Would it relieve some of the concerns if we limited publishing of subnational data to particularly large countries, like the United States, and particularly large projects, like the English Wikipedia?
The size of the project is irrelevant. Even on wp:en it would be rather trivial to find the geo data for any very active editor, by matching timestamps in the squid log with timestamps in the dump or recent changes list. Of course we don't publish squid logs. But let us assess risk when data do leak or are exposed otherwise. Then it is important those geo data are *sufficiently non-specific*. For me that's the issue we should focus on.
--
The city names which MaxMind keeps track of is a limited list ( http://www.maxmind.com/GeoIPCity-534-Location.csv ) Of course it may expand.
We would store it locally like we do with country and continent lookup list, and could manually vet whether cities are > say 100,000 people)
So we could build a white list from it which expands over time. Of course that would be another lookup.
As for latitude/longitude, again, these should be rounded on purpose.
If we round on 0.5 degree, this gives a latitudinal resolution of around 55 km or 30 mi at the equator, and 22 km or 12 mile at the arctic circle.
(Again state or region lookup might be too costly to lookup anyway, but that is another matter)
Erik
From: analytics-bounces@lists.wikimedia.org [mailto:analytics-bounces@lists.wikimedia.org] On Behalf Of James Hare Sent: Wednesday, August 14, 2013 12:13 AM To: A mailing list for the Analytics Team at WMF and everybody who has an interest in Wikipedia and analytics. Subject: Re: [Analytics] U.S. state-level editor retention data
On Aug 13, 2013, at 6:06 PM, Luis Villa lvilla@wikimedia.org wrote:
On Tue, Aug 13, 2013 at 1:45 PM, Federico Leva (Nemo) nemowiki@gmail.com wrote:
And we already have some aggregated data about editors on stats.wikimedia.org squid repots, so it's surely not a privacy issue.
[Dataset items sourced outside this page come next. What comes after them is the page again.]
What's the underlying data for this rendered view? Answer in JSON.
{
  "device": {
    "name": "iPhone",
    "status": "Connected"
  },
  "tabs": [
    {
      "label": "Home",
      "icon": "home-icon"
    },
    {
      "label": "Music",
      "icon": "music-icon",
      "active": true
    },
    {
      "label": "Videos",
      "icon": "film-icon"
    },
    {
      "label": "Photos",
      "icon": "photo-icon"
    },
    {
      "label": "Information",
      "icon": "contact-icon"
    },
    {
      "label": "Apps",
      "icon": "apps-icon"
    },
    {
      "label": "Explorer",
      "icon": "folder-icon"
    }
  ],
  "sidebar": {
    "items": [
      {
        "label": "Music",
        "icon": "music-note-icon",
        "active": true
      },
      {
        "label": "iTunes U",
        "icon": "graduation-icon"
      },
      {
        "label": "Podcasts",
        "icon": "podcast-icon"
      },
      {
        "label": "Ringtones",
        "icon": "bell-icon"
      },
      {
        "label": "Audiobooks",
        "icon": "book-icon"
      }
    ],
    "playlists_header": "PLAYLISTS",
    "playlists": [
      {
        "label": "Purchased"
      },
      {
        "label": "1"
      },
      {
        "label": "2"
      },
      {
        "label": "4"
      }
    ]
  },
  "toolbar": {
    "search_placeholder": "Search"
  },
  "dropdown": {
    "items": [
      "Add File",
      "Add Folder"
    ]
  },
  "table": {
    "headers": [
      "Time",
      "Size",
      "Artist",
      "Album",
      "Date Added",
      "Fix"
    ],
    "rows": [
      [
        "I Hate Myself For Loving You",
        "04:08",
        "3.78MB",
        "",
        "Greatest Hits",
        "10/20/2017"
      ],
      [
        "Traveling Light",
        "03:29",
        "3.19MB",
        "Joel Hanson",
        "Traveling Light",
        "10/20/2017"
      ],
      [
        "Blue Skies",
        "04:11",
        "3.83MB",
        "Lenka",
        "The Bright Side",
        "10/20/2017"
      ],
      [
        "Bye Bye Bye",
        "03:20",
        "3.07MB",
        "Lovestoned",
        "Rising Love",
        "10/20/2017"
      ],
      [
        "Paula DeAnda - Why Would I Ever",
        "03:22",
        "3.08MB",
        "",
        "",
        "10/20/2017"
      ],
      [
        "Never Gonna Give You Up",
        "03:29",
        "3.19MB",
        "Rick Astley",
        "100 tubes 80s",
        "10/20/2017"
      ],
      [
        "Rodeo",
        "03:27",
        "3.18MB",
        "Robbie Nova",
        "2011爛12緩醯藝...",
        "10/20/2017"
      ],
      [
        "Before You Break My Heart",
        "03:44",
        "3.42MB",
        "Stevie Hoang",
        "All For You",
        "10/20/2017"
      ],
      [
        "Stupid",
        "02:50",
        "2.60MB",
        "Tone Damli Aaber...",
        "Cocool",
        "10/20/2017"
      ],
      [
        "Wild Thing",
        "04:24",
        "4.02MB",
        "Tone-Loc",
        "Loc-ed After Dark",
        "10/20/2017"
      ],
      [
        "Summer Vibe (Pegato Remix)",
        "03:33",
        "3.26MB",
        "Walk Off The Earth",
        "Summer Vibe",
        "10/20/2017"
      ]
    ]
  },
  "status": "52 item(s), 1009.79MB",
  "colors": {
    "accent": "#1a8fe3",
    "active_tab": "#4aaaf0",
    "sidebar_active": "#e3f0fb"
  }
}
I'd be worried about using aggregation as a cureall, when, as others have pointed out, we have some very small wikis. But it can be done, especially when you check to make sure that (at whatever granularity you use for the geodata and timestamps) the resulting aggregated sets are always reasonably large.
Luis
Would it relieve some of the concerns if we limited publishing of subnational data to particularly large countries, like the United States, and particularly large projects, like the English Wikipedia?
James